Kirill Kryukov wrote:I got curious about one thing. As I understand, BayesELO is tuned for WBEC currently. As far as I know, WBEC is a very sparse tournament. It has big roundrobins for leagues, and leagues are connected by smaller promotion roundrobins. Do you think that tuning BayesELO to such sparse data will also give good ratings for more concentrated tournament, like a single, but big, roundrobin?
The sparsity of the tournament is not really what determines the best value of the prior. The prior indicates how close in strength we expect players to be. In a tournament where very weak players may play against very strong players, it might be better to use a smaller prior. In tournaments where most of the games are between players that are close in strength, a larger prior might be better.
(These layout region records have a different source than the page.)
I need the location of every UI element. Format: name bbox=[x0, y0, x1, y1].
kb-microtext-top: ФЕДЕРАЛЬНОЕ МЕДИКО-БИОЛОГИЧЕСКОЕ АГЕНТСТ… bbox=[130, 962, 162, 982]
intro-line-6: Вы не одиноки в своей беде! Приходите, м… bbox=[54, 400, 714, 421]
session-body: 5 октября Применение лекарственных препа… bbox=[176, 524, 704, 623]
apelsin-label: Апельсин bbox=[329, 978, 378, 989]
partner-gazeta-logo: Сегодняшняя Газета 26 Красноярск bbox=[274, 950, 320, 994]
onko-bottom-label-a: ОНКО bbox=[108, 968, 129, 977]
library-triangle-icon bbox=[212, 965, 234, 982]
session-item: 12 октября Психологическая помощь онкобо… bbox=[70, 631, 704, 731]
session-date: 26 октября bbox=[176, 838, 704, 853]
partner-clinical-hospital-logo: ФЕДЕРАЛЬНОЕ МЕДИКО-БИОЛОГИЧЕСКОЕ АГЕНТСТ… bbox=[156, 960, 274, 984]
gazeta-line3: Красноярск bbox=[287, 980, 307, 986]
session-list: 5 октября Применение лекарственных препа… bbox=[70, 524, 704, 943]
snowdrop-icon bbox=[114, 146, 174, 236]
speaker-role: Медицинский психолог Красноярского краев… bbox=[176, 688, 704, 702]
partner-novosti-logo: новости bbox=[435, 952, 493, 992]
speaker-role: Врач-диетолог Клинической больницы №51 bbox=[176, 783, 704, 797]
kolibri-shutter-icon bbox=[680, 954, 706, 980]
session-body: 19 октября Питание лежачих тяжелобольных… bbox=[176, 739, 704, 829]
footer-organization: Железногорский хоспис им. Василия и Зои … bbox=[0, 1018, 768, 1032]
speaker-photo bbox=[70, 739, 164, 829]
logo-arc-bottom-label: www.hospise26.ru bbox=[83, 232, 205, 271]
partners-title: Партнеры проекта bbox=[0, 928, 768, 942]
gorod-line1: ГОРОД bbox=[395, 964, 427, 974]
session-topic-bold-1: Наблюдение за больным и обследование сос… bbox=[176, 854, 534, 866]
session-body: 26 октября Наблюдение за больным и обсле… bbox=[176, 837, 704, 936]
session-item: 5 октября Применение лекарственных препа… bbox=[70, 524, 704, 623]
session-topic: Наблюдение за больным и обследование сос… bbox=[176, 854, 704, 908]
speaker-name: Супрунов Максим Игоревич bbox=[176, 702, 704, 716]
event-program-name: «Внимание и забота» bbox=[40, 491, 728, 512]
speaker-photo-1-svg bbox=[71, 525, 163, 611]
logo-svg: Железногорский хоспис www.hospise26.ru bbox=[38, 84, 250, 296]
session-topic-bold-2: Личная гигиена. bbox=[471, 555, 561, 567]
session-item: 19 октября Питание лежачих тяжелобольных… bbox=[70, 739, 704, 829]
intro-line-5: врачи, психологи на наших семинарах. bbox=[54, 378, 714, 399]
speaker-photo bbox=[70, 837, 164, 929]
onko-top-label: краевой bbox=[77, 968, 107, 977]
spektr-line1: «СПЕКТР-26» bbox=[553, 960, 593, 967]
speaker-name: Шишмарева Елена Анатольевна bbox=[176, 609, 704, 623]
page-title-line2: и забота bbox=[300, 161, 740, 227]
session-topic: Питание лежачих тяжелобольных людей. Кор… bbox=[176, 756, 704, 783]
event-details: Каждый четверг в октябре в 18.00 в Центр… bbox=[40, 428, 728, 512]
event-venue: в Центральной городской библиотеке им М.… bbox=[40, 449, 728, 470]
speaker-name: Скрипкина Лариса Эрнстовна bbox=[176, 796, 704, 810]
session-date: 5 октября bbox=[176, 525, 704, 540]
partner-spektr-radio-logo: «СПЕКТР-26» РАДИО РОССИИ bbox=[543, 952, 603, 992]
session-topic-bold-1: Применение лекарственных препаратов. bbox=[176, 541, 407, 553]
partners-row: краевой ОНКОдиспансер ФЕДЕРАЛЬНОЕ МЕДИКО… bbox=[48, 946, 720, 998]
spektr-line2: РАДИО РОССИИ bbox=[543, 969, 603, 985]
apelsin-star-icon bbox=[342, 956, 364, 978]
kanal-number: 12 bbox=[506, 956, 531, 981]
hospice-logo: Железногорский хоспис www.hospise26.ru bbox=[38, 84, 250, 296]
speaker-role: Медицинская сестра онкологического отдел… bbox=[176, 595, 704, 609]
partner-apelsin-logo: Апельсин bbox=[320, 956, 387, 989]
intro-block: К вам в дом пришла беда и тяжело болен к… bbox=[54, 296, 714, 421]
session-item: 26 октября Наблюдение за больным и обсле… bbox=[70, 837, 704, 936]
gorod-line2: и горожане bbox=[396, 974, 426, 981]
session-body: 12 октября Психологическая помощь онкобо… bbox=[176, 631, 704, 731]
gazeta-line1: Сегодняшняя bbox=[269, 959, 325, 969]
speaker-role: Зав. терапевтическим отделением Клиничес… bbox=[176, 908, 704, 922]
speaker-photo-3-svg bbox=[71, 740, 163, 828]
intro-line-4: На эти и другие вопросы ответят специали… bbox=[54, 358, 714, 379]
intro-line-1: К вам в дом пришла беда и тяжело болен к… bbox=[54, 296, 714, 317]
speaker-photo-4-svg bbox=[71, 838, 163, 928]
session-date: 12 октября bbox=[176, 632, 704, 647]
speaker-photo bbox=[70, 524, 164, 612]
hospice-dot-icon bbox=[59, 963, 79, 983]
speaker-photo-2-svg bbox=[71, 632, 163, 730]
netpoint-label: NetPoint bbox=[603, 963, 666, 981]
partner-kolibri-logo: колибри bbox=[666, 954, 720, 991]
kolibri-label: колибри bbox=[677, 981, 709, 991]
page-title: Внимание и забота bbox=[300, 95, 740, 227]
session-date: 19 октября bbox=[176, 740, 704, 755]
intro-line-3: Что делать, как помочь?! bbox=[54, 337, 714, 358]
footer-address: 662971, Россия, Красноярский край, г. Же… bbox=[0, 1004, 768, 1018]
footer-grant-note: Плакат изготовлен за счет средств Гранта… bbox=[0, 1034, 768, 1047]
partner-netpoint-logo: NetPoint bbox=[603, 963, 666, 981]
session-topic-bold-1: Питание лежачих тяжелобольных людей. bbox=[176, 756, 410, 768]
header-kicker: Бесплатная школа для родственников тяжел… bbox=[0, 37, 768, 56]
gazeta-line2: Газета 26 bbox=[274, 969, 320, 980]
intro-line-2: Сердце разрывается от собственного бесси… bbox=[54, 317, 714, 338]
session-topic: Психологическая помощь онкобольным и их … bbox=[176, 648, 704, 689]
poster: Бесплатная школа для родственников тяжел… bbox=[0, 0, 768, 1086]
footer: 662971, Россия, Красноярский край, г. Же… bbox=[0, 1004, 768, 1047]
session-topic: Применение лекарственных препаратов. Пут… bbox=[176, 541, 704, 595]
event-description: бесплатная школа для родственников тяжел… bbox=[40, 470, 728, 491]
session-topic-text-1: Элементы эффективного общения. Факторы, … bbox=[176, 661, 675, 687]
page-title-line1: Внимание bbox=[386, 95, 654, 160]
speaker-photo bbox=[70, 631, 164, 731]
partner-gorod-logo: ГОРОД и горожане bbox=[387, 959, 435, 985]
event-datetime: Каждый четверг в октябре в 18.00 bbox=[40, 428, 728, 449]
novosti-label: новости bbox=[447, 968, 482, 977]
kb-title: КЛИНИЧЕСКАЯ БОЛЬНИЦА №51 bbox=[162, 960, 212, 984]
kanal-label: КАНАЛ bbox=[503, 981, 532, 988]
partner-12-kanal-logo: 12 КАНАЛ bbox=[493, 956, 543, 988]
Also, changing the prior should not change the order of players much. The effect of increasing the prior is mainly to reduce the scale of rating differences, as you have already noticed.
Kirill Kryukov wrote:
Another thing.. For a single roundrobin BayesELO and ELOstat are not too much different. But for a sparse data like WBEC they give very different ratings. I tried it for WBEC games, and the ratings are sometimes very different.. (One table is here
, just hit esc after the rating table is opened, to not load the huge pairwise tables below that). So I wonder, how they can be so different? I can understand a few percent difference, but 158 vs -342 (Kiwi 0.5a), or 283 vs -132 (Delphil 1.5b) is quite large...
This is a very interesting example. The big rating differences that you noticed revolve around "Promo D" of WBEC 10
. Let us take the striking example of Natwarlal 0.12 and NullMover 0.25. Natwarlal 0.12 finished in the top of division 4, and won the promotion tournament. NullMover 0.25 was in the bottom of division 3, and performed poorly in the promotion tournament. Here are the ratings that we get:
- Natwarlal 0.12: 210 (bayeselo) and -267(elostat)
- NullMover 0.25: 74(bayeselo) and -148(elostat)
I have a strong feeling that the ratings produced by bayeselo are much better than those produced by elostat in this situation. A fundamental problem of elostat is that it makes the assumption that when a program gets a winning percentage against a variety of opponents, it is equivalent to the same winning percentage against one single opponent, whose rating is equal to the average of opponents. This assumption is very wrong, and fails badly in this particular situation.